N. 00052/2023 REG.RIC.
REPUBBLICA ITALIANA
IN NOME DEL POPOLO ITALIANO
Il Tribunale Amministrativo Regionale per l' Abruzzo
(Sezione Prima)
ha pronunciato la presente
SENTENZA
sul ricorso numero di registro generale 52 del 2023, proposto da
Lega Italiana dei Diritti dell'Animale – Sezione Ortona in persona del Presidente Pro Tempore Sig. Mauro Costantini, Lega Italiana dei Diritti dell'Animale – Sezione Sulmona in persona del Presidente Pro Tempore Sig.ra Ilaria Matticoli, rappresentati e difesi dall'avvocato Giada Bernardi, con domicilio digitale come da PEC da Registri di Giustizia;
contro
Comune di Sulmona, in persona del legale rappresentante pro tempore, rappresentato e difeso dall'avvocato Marina Fracassi, con domicilio digitale come da PEC da Registri di Giustizia e con domicilio eletto presso lo studio Vincenzo Salvi in L'Aquila, via Francesco Paolo Tosti n. 40/E;
nei confronti
Associazione "Code Felici" in persona del legale rappresentante pro tempore, non costituita in giudizio;
per l'annullamento
1) della Determinazione Dirigenziale n 109 del 31.01.2023 per affidamento diretto del servizio di gestione del canile comunale dal 01.02.2023 al 31.05.2023, pubblicata sull’Albo Pretorio del Comune di Sulmona in data 31.01.2023 con cui si deliberava di “ affidare alla Associazione “Code felici” con sede in Sulmona alla via XXV Aprile, n. 14. P.IVA 01732270663 il servizio di gestione del canile rifugio comunale, per quattro mesi, decorrenti dal 1.02.2023 al 31.05.2023 ”;
2) di tutti gli atti alla detta Delibera preparatori, connessi, derivati e consequenziali.

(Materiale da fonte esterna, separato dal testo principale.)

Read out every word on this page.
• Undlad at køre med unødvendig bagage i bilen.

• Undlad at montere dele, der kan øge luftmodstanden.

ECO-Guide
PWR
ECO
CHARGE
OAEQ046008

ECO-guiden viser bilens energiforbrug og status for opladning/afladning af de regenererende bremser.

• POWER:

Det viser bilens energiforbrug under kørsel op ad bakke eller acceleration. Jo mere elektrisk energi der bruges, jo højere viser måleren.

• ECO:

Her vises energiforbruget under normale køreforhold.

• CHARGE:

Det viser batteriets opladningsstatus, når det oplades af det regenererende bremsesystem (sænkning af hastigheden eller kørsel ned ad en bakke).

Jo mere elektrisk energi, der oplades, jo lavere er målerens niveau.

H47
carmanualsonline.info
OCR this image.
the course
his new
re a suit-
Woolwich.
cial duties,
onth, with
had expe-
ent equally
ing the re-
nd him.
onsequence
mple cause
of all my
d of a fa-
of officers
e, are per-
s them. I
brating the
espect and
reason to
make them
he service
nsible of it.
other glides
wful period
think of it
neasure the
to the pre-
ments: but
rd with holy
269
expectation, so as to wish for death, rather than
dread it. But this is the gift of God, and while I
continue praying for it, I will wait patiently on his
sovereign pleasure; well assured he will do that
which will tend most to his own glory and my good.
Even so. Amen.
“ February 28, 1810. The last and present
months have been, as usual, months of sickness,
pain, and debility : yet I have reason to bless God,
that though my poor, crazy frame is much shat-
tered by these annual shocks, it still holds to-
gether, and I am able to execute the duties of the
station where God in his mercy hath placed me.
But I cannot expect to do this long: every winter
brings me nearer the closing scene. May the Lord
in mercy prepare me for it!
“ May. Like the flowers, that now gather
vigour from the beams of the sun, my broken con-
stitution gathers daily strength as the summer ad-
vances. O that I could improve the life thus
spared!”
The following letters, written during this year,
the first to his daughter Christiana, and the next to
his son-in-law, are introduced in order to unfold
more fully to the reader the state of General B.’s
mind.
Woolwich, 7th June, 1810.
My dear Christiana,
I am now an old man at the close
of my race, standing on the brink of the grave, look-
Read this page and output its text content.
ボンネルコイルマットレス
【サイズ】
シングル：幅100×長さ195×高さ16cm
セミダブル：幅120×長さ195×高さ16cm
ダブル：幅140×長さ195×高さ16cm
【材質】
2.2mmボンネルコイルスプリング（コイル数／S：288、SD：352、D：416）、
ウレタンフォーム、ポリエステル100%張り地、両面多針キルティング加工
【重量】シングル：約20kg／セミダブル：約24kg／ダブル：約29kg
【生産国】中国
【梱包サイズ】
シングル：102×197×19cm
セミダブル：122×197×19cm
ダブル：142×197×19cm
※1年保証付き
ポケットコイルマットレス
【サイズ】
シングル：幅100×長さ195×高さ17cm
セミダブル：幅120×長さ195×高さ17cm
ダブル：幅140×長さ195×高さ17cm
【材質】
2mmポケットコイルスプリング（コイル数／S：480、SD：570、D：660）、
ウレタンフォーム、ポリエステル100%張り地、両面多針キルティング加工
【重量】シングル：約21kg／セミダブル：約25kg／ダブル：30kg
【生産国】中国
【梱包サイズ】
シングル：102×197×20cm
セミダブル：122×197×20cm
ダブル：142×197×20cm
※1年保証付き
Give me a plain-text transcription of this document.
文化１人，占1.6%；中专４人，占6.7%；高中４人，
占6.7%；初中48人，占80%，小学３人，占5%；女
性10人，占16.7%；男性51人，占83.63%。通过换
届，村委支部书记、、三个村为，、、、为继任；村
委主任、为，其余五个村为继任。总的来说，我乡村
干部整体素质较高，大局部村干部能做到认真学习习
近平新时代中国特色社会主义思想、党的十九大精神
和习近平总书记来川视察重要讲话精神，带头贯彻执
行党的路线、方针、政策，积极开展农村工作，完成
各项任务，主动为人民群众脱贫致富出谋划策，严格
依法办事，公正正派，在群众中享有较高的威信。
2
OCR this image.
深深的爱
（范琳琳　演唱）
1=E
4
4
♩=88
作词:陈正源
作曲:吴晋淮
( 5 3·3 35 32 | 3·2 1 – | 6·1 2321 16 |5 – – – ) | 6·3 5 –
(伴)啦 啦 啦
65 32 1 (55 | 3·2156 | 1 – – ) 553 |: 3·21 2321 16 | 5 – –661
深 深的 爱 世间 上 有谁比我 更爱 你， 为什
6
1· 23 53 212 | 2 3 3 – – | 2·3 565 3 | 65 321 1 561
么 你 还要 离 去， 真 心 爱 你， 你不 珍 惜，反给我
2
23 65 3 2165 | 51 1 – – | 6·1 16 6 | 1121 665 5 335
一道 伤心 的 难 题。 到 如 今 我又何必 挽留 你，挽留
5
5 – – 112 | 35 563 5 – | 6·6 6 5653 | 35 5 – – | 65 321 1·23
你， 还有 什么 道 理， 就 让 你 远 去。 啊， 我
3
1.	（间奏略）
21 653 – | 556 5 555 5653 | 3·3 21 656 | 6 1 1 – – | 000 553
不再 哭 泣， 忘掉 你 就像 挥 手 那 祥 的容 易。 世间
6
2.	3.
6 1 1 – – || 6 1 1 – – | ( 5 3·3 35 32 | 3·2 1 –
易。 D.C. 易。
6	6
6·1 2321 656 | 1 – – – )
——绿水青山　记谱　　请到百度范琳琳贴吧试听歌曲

Visti il ricorso e i relativi allegati;
Visto l'atto di costituzione in giudizio di Comune di Sulmona;
Visti tutti gli atti della causa;
Visto l'art. 87, comma 4-bis, cod.proc.amm.;
Relatore all'udienza straordinaria di smaltimento dell'arretrato del giorno 17 aprile 2026 la dott.ssa FR LO BA e uditi per le parti i difensori come specificato nel verbale;
Ritenuto e considerato in fatto e diritto quanto segue.
TT e TO
1. Con il ricorso introduttivo del giudizio, notificato in data 13 febbraio 2023 e depositato in data 14 febbraio 2023, la parte ricorrente ha impugnato la Determinazione Dirigenziale del Comune di Sulmona n. 109 del 31 gennaio 2023 avente ad oggetto l’affidamento diretto del servizio di gestione del canile comunale all’Associazione “Code Felici”, per la durata di quattro mesi decorrenti dal giorno 1 febbraio 2023 fino alla data del 31 maggio 2023.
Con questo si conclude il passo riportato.